According to the Sunday Telegraph .
Britain to fight Saddam on three fronts
By Michael Smith, Defence Correspondent
(Filed: 14/09/2002)
Geoff Hoon, the Defence Secretary, arrives back from Kuwait this morning with full details of what America wants Britain to provide towards the forces lined up against Iraq.
Although officials continue to insist that no decision has been made on whether to go ahead, they admit that contingency plans are in place.
The Ministry of Defence has set up a Target Planning Group to select targets for attacks by US and RAF aircraft on the no-fly zones in Iraq.
Senior defence sources confirmed that Tornado GR4s patrolling the zones would be equipped with precision-guided Storm Shadow missiles to provide "more punch".
Gen Tommy Franks, the US commander in the region, is known to want an extremely strong force of about 250,000 - including a British armoured division - to attack Iraq on three fronts.
Donald Rumsfeld, the US defence secretary, insists that all possible options must be examined and that Gen Franks should think "out of the box" to come up with plans, but a full-scale invasion is seen as the only realistic choice.
That would require three thrusts, one by US airborne troops, probably accompanied by elements of the Colchester-based 16 Air Assault Brigade, to occupy Kurdish-controlled northern Iraq.
British and US special forces are already on the ground in the region and US air force engineers have already relaid three large air bases.
The second thrust would be an amphibious assault on the south via Bubiyan island by a US Marine Corps expeditionary force, possibly including the Royal Marines 3 Commando Brigade.
This would be bound to involve the Royal Navy, since the area is heavily mined and America has no specialist mine-seeking ships. It is also expected to involve the aircraft carrier Ark Royal and the amphibious assault carrier Ocean.
Ark Royal is on its way to the Mediterranean, where it will be joined by the destroyers Southampton and Edinburgh prior to carrying out amphibious landing exercises with other Nato forces.
The third and final phase will be a classic armoured advance from Kuwait into southern Iraq by five armoured divisions, one of them the Army's main armoured force, 1 Armoured Division, based at Herford in Germany.
It will be stripped of one of its brigades, 20 Armoured Brigade, much of which is currently serving in Kosovo and Bosnia to form a two-brigade "light" division.

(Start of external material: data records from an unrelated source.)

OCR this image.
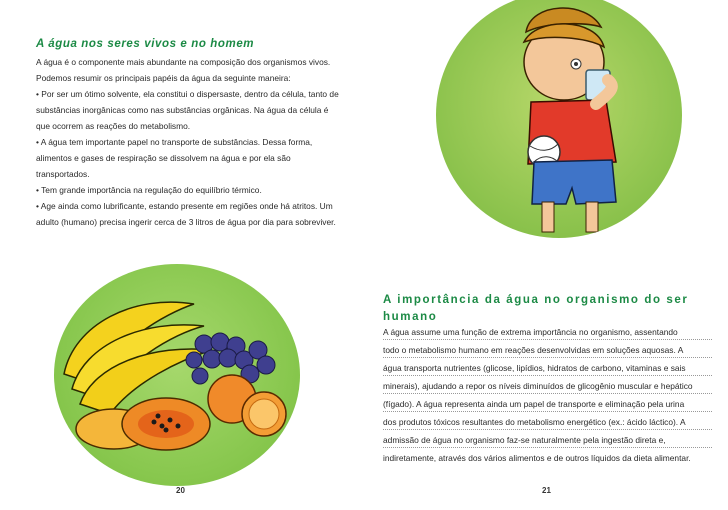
A água nos seres vivos e no homem
A água é o componente mais abundante na composição dos organismos vivos.
Podemos resumir os principais papéis da água da seguinte maneira:
• Por ser um ótimo solvente, ela constitui o dispersaste, dentro da célula, tanto de
substâncias inorgânicas como nas substâncias orgânicas. Na água da célula é
que ocorrem as reações do metabolismo.
• A água tem importante papel no transporte de substâncias. Dessa forma,
alimentos e gases de respiração se dissolvem na água e por ela são
transportados.
• Tem grande importância na regulação do equilíbrio térmico.
• Age ainda como lubrificante, estando presente em regiões onde há atritos. Um
adulto (humano) precisa ingerir cerca de 3 litros de água por dia para sobreviver.
20
A importância da água no organismo do ser
humano
A água assume uma função de extrema importância no organismo, assentando
todo o metabolismo humano em reações desenvolvidas em soluções aquosas. A
água transporta nutrientes (glicose, lipídios, hidratos de carbono, vitaminas e sais
minerais), ajudando a repor os níveis diminuídos de glicogênio muscular e hepático
(fígado). A água representa ainda um papel de transporte e eliminação pela urina
dos produtos tóxicos resultantes do metabolismo energético (ex.: ácido láctico). A
admissão de água no organismo faz-se naturalmente pela ingestão direta e,
indiretamente, através dos vários alimentos e de outros líquidos da dieta alimentar.
21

The most famous of the two brigades is probably 7th -Armoured Brigade, the "Desert Rats", based in Bergen-Hohne and Fallingbostel. The brigade was due to take part in an exercise in Poland but this was cut down to a single battalion in anticipation of a possible deployment to Kuwait.
The other brigade will be 4th Armoured Brigade, which is based at Osnabruck and Munster, and like 7th Armoured Brigade took part in the 1991 Gulf war.
Kuwaiti government officials confirmed yesterday that Britain planned to deploy a "light" armoured division there in the coming months.